Not my line but Ron Beasley's at cernig's place.
I picked up the meme when Brzezinski more or less mentioned it in FT. Now Juan Cole expands on the idea, pointing out that Obama's pronouncements have already pissed off the wrong people in Pakistan and stirring up an already muddy diplomatic swamp.
Obama's aggressive stance, on the other hand, could be counterproductive. The Illinois senator had praised the Pakistani elections of last February, issuing a statement the next day saying, "Yesterday, a moderate majority of the Pakistani people made their voices heard, and chose a new direction." He criticized the Bush administration, saying U.S. interests would be better served by "advancing the interests of the Pakistani people, not just Pakistan's president."

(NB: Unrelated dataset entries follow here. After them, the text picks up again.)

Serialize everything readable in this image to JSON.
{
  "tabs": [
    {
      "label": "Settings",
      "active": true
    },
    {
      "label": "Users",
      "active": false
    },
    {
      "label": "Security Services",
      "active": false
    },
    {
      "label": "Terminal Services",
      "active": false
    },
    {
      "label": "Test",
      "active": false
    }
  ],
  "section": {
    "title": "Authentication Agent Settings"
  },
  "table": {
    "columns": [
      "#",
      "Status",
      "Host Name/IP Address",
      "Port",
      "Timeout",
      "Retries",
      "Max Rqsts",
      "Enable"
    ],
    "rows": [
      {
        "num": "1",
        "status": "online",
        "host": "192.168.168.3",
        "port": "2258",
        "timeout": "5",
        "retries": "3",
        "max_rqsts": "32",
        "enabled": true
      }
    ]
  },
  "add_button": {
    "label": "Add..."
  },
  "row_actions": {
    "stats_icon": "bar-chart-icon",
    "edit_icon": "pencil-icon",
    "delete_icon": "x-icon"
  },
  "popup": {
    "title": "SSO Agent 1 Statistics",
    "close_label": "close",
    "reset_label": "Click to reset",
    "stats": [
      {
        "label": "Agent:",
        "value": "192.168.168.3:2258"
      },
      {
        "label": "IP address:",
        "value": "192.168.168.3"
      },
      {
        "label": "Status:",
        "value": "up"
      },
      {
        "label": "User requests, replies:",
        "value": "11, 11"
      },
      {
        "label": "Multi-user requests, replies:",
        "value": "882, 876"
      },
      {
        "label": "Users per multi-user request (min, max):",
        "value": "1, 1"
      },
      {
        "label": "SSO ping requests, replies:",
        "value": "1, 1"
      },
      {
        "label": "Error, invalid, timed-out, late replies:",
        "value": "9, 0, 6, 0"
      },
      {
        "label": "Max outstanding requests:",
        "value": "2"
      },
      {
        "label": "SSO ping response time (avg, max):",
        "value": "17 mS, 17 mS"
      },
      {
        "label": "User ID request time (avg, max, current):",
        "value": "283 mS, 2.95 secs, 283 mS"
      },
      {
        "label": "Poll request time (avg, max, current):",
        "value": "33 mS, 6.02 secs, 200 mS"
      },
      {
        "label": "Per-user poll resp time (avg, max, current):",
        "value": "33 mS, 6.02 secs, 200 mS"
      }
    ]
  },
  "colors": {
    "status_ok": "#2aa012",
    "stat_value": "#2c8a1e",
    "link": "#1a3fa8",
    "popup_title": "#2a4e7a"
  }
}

Yet the parties elected in February in Pakistan are precisely the ones demanding negotiations with the tribes and militants of the northwest, rather than frontal military assaults. Indeed, it is the Bush administration that has pushed for military strikes in the FATA areas. Obama will have to decide whether he wants to risk undermining the elected government and perhaps increasing the power of the military by continuing to insist loudly and publicly on unilateral U.S. attacks on Pakistani territory.
This is the kind of pitfall that can snag a US Senator accustomed to lofty rhetoric that C-SPAN might cover but most constituents will not notice. On the world stage, however, there are no "constituents."
Like Beasley I hope Obama is just "being tough" for the sake of the election. After all, the words of a Senator do not carry the same weight as the same words from a US president (thank the Lord). And as Cernig points out in the comments, he may be softening up the situation with the expectation of coming back later with more, uh, persuasive tools. Dangerous, indeed.